举个简单的例子，比如说现在有一个分布式事务 A 正在运行，它所获得的分布式快照如下吐所示:

Alt text

其中的 xmin/xmax/xip 均为分布式事务 ID。那么在判断分布式事务的可见性时，依然按照 PostgreSQL 的那套规则来判断可见性。假设所有数据都没有被删除，那么就有：

所有分布式事务 ID 小于 xmin 的元组都可见；
所有分布式事务 ID 大于等于 xmax 的元组都不可见；
所有分布式事务 ID 在 xip 列表，并且不是当前事务所插入的元组，都不可见。

MVCC 的本质上其实就这三条规则，但是由于存在数据的删除、游标以及同一个事务对同一个 tuple 进行多次修改的情况存在，才会使得 tuple 可见性的判断变得复杂。

2. 分布式快照

Greenplum 是一个典型的 Coordinator/Segment 架构，所有的 Query 必须由协调者节点进行处理，例如对查询语句进行解析、重写和优化，再将这些信息发送给对应的 Segment 进行执行。为了保证所有 Segment 对数据具有统一的可见性，Greenplum 在在下发查询计划之前，还会额外生成分布式快照。分布式快照对应于分布式事务，用于判断元组的可见性。

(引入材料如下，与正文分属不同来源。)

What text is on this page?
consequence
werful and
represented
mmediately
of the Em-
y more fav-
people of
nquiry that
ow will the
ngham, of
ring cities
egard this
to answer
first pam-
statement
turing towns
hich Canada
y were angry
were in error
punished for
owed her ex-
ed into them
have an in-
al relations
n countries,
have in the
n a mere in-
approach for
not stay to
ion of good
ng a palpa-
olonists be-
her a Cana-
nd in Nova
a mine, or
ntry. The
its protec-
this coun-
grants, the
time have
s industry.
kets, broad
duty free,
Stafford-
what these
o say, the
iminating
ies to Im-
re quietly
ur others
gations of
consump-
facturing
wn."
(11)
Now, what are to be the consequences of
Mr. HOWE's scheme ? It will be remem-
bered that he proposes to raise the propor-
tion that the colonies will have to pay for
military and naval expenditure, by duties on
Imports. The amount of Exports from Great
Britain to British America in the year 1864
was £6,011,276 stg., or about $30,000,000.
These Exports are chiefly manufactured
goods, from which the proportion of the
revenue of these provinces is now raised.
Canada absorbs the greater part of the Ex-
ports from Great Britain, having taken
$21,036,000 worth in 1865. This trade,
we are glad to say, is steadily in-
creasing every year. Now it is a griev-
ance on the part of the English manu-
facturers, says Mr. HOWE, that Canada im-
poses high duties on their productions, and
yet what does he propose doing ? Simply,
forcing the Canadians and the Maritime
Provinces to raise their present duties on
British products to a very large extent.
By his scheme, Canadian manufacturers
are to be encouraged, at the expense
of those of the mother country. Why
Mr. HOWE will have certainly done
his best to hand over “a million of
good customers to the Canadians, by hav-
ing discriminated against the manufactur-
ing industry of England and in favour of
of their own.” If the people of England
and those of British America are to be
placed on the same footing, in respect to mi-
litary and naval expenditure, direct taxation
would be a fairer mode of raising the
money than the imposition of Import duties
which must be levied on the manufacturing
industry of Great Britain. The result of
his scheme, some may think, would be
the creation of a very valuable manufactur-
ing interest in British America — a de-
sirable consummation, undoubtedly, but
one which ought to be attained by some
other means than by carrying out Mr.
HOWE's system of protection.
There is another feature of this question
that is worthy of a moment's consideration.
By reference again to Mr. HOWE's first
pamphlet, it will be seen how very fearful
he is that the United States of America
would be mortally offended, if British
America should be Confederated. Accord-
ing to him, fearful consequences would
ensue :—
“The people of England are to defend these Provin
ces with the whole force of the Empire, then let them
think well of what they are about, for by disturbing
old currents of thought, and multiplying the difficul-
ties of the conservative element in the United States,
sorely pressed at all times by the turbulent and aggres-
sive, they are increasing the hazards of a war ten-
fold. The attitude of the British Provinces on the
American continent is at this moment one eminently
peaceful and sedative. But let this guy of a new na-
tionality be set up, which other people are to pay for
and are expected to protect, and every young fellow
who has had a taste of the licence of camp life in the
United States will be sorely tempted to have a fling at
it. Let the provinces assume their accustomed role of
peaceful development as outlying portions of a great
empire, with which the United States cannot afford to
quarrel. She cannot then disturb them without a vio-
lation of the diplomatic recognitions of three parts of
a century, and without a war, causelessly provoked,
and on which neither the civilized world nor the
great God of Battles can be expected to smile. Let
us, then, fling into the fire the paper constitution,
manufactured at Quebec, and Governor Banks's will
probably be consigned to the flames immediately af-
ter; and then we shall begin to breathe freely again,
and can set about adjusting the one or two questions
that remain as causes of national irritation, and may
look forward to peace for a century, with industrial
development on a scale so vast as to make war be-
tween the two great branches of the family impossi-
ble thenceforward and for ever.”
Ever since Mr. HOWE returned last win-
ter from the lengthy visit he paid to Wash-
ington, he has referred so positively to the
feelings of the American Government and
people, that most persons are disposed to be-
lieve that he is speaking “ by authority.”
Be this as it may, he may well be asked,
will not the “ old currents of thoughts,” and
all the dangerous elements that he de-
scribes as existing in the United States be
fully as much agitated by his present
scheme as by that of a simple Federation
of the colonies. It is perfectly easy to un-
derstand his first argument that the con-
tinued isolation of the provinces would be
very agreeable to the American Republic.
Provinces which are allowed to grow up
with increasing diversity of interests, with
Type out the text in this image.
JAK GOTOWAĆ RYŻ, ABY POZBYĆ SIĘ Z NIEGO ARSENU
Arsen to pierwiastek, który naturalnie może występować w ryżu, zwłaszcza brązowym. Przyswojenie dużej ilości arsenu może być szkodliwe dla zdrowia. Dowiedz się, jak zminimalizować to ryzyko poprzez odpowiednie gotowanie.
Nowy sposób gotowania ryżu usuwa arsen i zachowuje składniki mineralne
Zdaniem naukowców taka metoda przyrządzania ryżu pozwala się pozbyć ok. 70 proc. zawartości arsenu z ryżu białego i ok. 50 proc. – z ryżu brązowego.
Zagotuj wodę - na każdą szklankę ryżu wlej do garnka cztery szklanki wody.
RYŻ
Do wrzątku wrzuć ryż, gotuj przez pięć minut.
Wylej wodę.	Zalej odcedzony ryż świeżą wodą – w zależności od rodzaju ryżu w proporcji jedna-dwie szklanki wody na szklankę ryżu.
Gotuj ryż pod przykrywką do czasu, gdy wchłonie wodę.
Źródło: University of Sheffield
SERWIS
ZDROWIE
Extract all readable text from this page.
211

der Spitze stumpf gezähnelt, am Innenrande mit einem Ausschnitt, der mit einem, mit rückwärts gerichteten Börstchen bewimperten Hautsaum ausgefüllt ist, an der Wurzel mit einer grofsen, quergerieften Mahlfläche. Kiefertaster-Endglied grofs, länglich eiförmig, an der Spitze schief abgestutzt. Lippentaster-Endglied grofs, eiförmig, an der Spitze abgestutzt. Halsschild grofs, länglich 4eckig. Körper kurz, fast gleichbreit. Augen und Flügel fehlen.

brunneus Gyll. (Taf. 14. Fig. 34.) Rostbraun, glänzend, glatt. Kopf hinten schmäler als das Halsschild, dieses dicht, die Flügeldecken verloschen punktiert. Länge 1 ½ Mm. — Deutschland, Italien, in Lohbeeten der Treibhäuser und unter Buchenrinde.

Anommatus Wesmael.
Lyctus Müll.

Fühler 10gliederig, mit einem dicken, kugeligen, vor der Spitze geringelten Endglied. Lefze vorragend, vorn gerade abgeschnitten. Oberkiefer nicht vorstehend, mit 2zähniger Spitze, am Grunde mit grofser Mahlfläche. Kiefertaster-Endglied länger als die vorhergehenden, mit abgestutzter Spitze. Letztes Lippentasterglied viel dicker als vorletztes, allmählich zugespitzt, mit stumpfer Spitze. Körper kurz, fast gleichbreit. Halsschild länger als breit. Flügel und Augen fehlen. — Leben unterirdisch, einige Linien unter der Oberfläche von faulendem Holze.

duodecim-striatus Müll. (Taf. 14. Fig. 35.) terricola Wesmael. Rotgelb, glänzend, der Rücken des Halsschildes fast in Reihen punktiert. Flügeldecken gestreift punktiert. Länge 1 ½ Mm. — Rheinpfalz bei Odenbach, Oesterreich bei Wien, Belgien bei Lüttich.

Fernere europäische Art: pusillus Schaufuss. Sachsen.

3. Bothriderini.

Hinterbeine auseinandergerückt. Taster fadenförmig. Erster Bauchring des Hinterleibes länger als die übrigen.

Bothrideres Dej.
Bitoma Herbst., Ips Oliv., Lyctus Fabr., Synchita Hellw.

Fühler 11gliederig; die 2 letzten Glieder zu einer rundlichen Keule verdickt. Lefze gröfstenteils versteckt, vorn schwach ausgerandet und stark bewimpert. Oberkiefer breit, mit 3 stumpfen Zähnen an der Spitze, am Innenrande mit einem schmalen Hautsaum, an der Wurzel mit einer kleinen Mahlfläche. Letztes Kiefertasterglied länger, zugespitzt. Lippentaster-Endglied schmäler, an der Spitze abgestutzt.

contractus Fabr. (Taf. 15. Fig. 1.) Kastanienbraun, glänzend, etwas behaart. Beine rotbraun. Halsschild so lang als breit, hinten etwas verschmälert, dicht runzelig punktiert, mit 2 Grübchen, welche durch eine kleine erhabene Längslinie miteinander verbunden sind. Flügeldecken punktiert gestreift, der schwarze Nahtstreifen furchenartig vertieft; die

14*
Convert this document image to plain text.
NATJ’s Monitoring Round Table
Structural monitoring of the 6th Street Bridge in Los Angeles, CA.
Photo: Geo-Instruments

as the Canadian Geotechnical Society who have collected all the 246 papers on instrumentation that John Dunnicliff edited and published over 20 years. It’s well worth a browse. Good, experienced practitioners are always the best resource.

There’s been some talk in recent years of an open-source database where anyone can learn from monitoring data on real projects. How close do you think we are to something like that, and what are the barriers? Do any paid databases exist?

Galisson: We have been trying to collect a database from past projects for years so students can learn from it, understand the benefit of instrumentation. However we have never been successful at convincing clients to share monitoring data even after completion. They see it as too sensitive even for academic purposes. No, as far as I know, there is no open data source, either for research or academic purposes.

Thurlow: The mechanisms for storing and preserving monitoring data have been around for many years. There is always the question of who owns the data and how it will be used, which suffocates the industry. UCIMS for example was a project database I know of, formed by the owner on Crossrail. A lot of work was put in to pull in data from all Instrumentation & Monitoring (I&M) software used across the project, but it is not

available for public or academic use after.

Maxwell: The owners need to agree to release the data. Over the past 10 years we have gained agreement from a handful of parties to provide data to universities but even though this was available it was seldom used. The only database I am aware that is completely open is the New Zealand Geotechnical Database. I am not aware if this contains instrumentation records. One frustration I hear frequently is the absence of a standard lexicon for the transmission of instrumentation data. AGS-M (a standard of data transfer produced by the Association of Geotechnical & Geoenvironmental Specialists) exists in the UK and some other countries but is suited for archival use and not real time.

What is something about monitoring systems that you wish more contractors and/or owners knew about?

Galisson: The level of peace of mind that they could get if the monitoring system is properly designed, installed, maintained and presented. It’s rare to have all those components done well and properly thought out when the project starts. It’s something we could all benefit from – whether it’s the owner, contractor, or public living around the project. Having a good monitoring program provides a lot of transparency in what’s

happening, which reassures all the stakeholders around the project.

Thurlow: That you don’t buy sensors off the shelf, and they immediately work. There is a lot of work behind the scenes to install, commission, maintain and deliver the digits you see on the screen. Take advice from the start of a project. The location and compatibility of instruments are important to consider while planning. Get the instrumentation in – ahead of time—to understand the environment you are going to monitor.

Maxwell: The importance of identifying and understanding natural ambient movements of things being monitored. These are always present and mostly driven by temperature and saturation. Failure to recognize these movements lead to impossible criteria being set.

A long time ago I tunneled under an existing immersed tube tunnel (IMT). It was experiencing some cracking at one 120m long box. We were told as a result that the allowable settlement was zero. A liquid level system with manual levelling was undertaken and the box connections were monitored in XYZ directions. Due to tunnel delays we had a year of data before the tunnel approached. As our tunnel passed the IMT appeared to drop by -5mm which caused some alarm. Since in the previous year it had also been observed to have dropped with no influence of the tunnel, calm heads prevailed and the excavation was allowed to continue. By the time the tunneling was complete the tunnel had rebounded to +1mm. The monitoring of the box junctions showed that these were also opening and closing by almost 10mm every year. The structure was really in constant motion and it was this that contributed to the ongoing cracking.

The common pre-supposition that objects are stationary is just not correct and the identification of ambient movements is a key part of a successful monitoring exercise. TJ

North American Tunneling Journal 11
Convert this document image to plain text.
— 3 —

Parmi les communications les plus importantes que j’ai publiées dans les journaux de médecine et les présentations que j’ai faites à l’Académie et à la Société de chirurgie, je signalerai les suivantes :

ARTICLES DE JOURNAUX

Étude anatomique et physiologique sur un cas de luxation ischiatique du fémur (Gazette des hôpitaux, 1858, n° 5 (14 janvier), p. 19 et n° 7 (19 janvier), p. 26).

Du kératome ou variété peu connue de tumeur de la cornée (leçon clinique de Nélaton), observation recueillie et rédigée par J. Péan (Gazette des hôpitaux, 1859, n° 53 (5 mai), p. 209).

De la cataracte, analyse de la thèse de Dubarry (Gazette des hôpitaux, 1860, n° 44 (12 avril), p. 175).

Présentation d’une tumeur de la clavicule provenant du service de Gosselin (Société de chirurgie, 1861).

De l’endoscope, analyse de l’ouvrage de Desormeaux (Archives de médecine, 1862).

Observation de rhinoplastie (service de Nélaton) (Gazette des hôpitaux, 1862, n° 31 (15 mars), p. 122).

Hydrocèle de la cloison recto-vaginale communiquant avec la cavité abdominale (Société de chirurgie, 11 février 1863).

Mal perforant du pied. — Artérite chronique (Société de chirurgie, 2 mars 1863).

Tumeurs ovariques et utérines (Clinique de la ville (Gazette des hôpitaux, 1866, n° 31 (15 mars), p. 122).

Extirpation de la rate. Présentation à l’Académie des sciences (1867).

分布式快照由结构体 DistributedSnapshot 定义，其定义与各字段含义如下:

typedef struct DistributedSnapshot
{
    /* 所有正在运行的事务中的最小 xminDistributedSnapshot 值 */
    DistributedTransactionId xminAllDistributedSnapshots;
    
    /* 分布式快照 ID，由 QD 中的共享变量 shmNextSnapshotId 原子性的自增得来 */
    DistributedSnapshotId distribSnapshotId;
    
    /* 下面的字段和普通快照一样，xmax/xmin/xip */
    
    DistributedTransactionId xmin;	/* XID < xmin are visible to me */
    DistributedTransactionId xmax;	/* XID >= xmax are invisible to me */
    
    /* inProgressXidArray 数组长度，即目前有多少个分布式事务正在运行 */
    int32		count;
    /* 正在运行的分布式事务数组 */
    DistributedTransactionId        *inProgressXidArray;
} DistributedSnapshot;

可以看到，分布式快照和本地快照几乎没什么区别，最核心的字段仍然是 xmin/xmax/xip 这 3 个值。当我们不考虑数据的删除时，Segment 判断一个元组对当前分布式快照的可见性流程如下：

如果元组的 xmin 所对应的事务未提交，并且不由当前快照所对应事务创建，则直接返回不可见。
否则根据创建元组的分布式事务 ID (distributedTransactionId) 与分布式快照对对比：
- 如果 distributedTransactionId < distributedSnapshot->xmin，则对应元组可见；
- 如果 distributedTransactionId >= distributedSnapshot->xmax，则元组不可见；
- 如果 distributedTransactionId 在 distributedSnapshot->inProgressXidArray 数组中，则元组不可见。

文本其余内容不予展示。